The Omsk hospital’s chief doctor, Alexander Murakhovsky, said medics agreed Navalny could only be moved after “sustained stabilisation of his state”.
Tests had shown no trace of any poison and suggested Navalny lost consciousness due to a fall in blood sugar, Murakhovsky said.
“We didn’t find any poisonous substances,” he said, giving a preliminary diagnosis of a “metabolic disorder”.
Navalny’s wife said guards and plain-clothed officers blocked her way as she attempted to speak to the German doctors.
“This situation is outrageous,” she told journalists, breathing hard.
She said she wanted Navalny treated “in an independent hospital, whose doctors we trust”.
‘Play for time’
Navalny’s spokeswoman Kira Yarmysh claimed Russia’s refusal to evacuate Navalny was a ploy to “play for time” and make it impossible to trace poison, posing a “critical threat to his life”.
Regional police said they found traces of an industrial chemical after swabbing Navalny and his luggage, while suggesting it came from a disposable cup.
The air ambulance dispatched to take Navalny to Berlin for treatment landed in Omsk after Chancellor Angela Merkel extended an offer of treatment.
European Union leaders including Merkel and French President Emmanuel Macron have voiced concern for Navalny, who has faced repeated physical attacks and prosecutions in more than a decade of opposition to Russian authorities.
The EU spokesperson for foreign affairs and security policy, Nabila Massrali, said: “The Russian authorities are well aware we are closely watching this,” urging “his safe transfer and treatment”.
The US embassy in Moscow said in a tweet that if the poisoning claim proved true it would represent “a grave moment for Russia, and the Russian people deserve to see all those involved held to account”.
Navalny lost consciousness shortly after his plane took off on Thursday from Tomsk in Siberia, where he was working to support opposition candidates ahead of regional elections next month.
Yarmysh said he had seemed “absolutely fine” before boarding the flight and had only consumed a cup of tea at the airport.
She said she was sure he had suffered from an “intentional poisoning” and blamed Putin.
Navalny has made many enemies with his anti-corruption investigations, which often reveal the lavish lifestyles of Russia’s elite and attract millions of views online.

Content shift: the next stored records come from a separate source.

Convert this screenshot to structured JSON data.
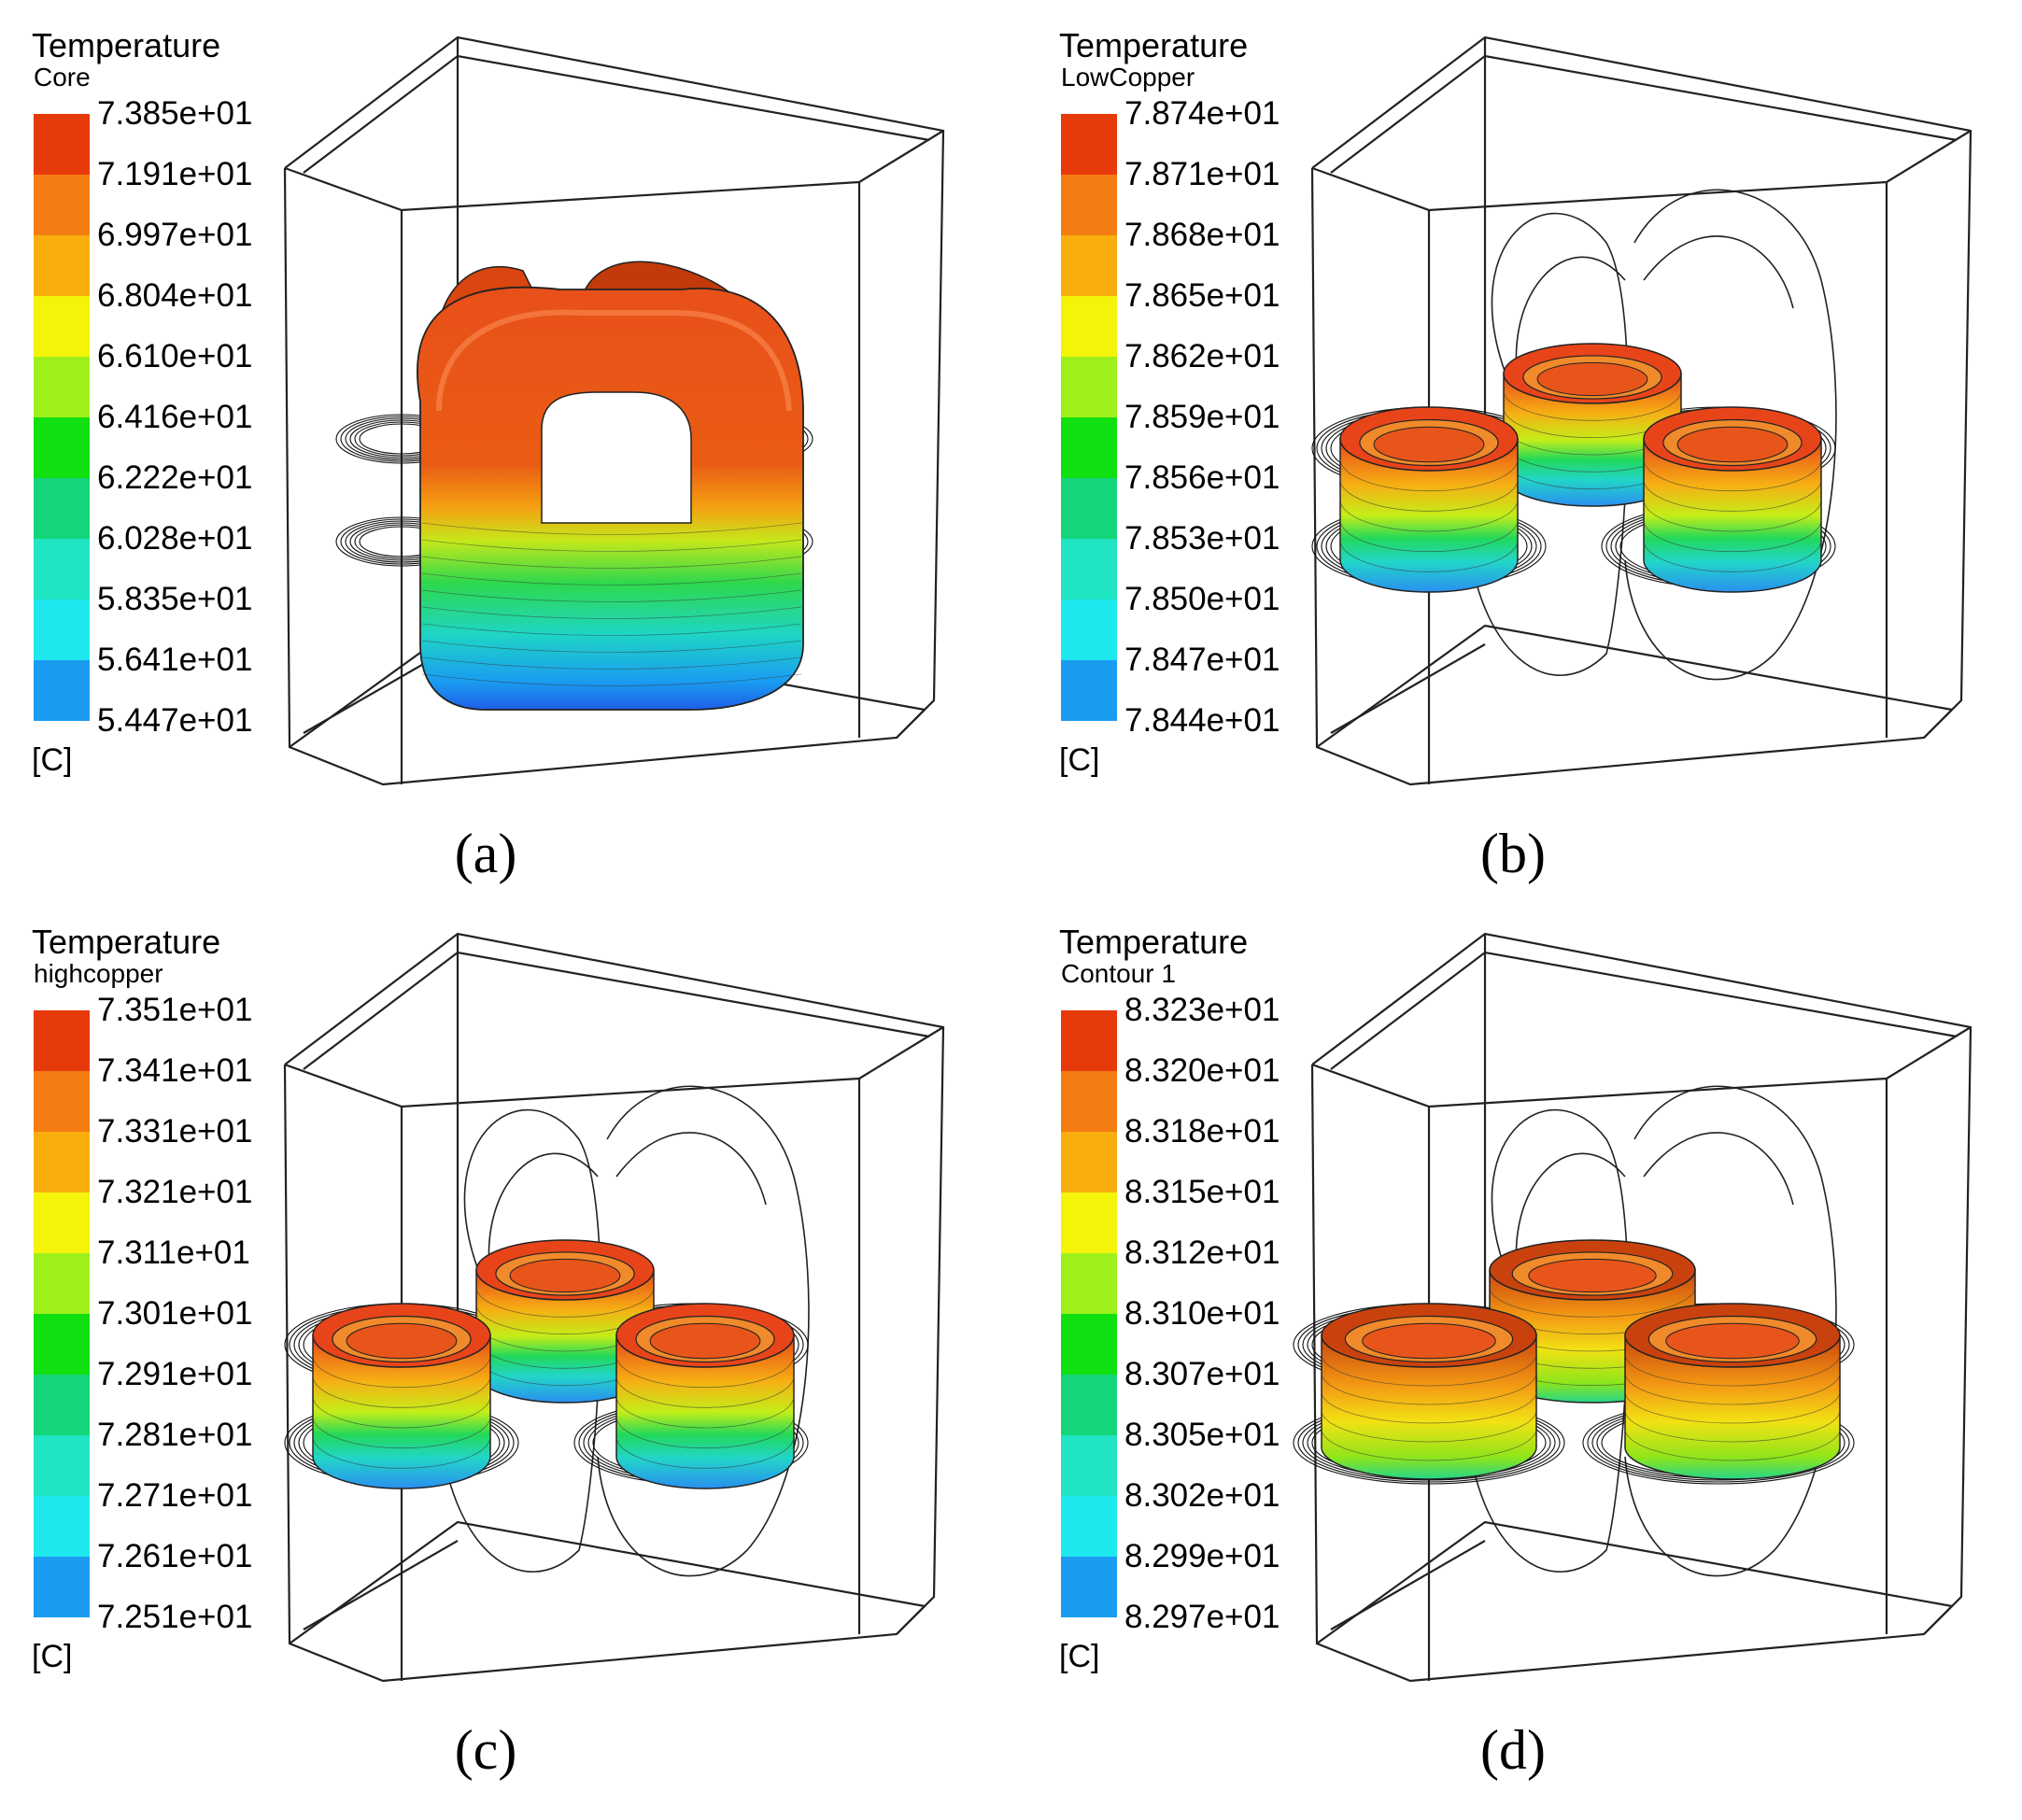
{
  "panels": [
    {
      "id": "a",
      "title": "Temperature",
      "subtitle": "Core",
      "unit": "[C]",
      "caption": "(a)",
      "ticks": [
        "7.385e+01",
        "7.191e+01",
        "6.997e+01",
        "6.804e+01",
        "6.610e+01",
        "6.416e+01",
        "6.222e+01",
        "6.028e+01",
        "5.835e+01",
        "5.641e+01",
        "5.447e+01"
      ],
      "object": "core"
    },
    {
      "id": "b",
      "title": "Temperature",
      "subtitle": "LowCopper",
      "unit": "[C]",
      "caption": "(b)",
      "ticks": [
        "7.874e+01",
        "7.871e+01",
        "7.868e+01",
        "7.865e+01",
        "7.862e+01",
        "7.859e+01",
        "7.856e+01",
        "7.853e+01",
        "7.850e+01",
        "7.847e+01",
        "7.844e+01"
      ],
      "object": "low-copper-windings"
    },
    {
      "id": "c",
      "title": "Temperature",
      "subtitle": "highcopper",
      "unit": "[C]",
      "caption": "(c)",
      "ticks": [
        "7.351e+01",
        "7.341e+01",
        "7.331e+01",
        "7.321e+01",
        "7.311e+01",
        "7.301e+01",
        "7.291e+01",
        "7.281e+01",
        "7.271e+01",
        "7.261e+01",
        "7.251e+01"
      ],
      "object": "high-copper-windings"
    },
    {
      "id": "d",
      "title": "Temperature",
      "subtitle": "Contour 1",
      "unit": "[C]",
      "caption": "(d)",
      "ticks": [
        "8.323e+01",
        "8.320e+01",
        "8.318e+01",
        "8.315e+01",
        "8.312e+01",
        "8.310e+01",
        "8.307e+01",
        "8.305e+01",
        "8.302e+01",
        "8.299e+01",
        "8.297e+01"
      ],
      "object": "all-windings"
    }
  ],
  "colormap": [
    "#e63a0a",
    "#f57c13",
    "#f9ae0e",
    "#f4f40a",
    "#9ef01a",
    "#10df10",
    "#15d57a",
    "#1fe5c2",
    "#1ee8ee",
    "#1a9cf0",
    "#1230ee"
  ]
}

He has suffered physical attacks in the past, including a 2017 incident where he endured chemical burns to his eye after green dye was splashed on his face.
Last year Navalny said he suspected poisoning when he suffered rashes and his face became swollen while serving a short jail term after calling for illegal protests.

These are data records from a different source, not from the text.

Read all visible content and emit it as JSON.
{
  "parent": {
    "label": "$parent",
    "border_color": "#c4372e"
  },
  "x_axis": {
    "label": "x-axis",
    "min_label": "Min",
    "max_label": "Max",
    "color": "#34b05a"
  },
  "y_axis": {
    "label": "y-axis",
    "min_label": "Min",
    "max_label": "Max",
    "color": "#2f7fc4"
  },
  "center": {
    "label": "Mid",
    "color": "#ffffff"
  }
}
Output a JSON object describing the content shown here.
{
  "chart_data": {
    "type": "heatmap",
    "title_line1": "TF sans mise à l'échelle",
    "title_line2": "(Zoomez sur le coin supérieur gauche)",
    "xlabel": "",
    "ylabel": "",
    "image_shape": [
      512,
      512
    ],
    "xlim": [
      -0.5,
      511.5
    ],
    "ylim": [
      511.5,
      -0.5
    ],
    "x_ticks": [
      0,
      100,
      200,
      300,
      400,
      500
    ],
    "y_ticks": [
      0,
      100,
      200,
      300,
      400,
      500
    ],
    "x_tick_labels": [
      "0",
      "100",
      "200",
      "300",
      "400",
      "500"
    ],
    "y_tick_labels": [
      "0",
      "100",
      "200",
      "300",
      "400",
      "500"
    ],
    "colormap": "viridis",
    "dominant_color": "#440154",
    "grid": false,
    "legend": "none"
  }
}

He has been the target of multiple criminal probes and spent numerous stretches in police cells for organising illegal protests, while his Anti-Corruption Foundation was regularly raided by police and investigators.
The latest incident follows several infamous poisonings of Kremlin critics in the past.
Britain named two Russian spies as suspects after Russian double agent Sergei Skripal and his daughter Yulia were poisoned with the nerve agent Novichok in the city of Salisbury in March 2018.
Former Russian security service agent Alexander Litvinenko was fatally poisoned with radioactive polonium in a cup of tea in London. Russia refused to extradite chief suspect Andrei Lugovoi, who became a nationalist MP after the 2006 attack.
Several other opposition figures have suffered severe illnesses in Russia that they blamed on poisoning.